Last week, I highlighted the MCS Talks: Enterprise Architecture series of webcasts that Microsoft is running to share the field experience of Microsoft Consulting Services (MCS) in designing and architecting Microsoft-based infrastructure solutions – and yesterday’s post picked up on a key message about software as a service/software plus services from the infrastructure futures section of session 1: infrastructure architecture.
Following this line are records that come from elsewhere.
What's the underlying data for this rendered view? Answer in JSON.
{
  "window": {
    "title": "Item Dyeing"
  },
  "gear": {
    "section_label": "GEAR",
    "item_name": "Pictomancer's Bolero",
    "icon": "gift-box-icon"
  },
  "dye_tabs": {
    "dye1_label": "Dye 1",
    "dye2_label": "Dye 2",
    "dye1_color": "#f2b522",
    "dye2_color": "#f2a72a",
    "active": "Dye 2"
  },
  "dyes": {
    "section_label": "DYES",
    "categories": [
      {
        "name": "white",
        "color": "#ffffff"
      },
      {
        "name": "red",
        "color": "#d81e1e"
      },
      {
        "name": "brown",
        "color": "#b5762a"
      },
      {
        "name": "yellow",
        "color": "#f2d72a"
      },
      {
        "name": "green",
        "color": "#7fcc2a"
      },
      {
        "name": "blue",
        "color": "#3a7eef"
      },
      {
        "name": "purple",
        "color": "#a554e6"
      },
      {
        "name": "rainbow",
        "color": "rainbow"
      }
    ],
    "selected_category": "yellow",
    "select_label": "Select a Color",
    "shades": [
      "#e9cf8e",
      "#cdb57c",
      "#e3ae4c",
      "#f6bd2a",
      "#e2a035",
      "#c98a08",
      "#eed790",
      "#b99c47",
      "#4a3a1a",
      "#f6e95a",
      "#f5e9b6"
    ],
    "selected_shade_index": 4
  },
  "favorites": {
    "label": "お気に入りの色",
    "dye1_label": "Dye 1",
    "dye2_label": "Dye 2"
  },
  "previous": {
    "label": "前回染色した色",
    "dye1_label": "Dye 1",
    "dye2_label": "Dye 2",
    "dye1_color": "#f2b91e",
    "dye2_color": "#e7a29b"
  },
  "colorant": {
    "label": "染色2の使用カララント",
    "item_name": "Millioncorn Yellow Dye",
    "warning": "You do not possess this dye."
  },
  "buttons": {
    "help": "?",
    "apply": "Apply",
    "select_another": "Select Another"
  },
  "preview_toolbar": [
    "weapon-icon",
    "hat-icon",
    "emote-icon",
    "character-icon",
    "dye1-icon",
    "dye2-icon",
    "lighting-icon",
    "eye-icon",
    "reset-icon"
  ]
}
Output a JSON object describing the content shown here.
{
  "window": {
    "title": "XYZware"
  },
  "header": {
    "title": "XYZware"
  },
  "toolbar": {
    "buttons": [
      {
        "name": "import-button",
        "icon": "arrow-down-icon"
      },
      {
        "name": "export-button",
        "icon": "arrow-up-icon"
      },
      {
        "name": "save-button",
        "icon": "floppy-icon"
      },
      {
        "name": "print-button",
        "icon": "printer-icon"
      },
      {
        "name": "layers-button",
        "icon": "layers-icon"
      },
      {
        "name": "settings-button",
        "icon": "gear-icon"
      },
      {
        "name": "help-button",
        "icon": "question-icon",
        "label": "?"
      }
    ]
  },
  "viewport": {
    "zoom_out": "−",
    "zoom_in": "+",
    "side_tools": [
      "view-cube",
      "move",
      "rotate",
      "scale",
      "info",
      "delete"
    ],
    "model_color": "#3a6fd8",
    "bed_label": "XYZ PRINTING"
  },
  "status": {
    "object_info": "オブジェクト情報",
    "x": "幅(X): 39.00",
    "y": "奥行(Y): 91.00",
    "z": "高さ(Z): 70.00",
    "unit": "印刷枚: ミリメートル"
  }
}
Over the coming days and weeks, I’ll highlight some of the key messages from the rest of the first session, looking at some of the architectural considerations around:

  • Remote offices.
  • Controlling network access.
  • Virtualisation.
  • Security.
  • High availability.
  • Data centre consolidation.

Whilst much of the information will be from the MCS Talks, I’ll also include some additional information where relevant, but, before diving into the details, it’s worth noting that products rarely solve problems. Sure enough, buying a software tool may fix one problem, but it generally adds to the complexity of the infrastructure and in that way does not get to the root issue. Infrastrcture optimisation (even a self assessment) can help to move IT conversations to a business level as well as allowing the individual tasks that are required to reach meet the overall objectives to be prioritised.

Even though the overall strategy needs to be based on business considerations, there are still architectural considerations to take into account when designing the technical solution and, even though this series of blog posts refers to Microsoft products, there is no reason (architecturally) why alternatives should not be considered.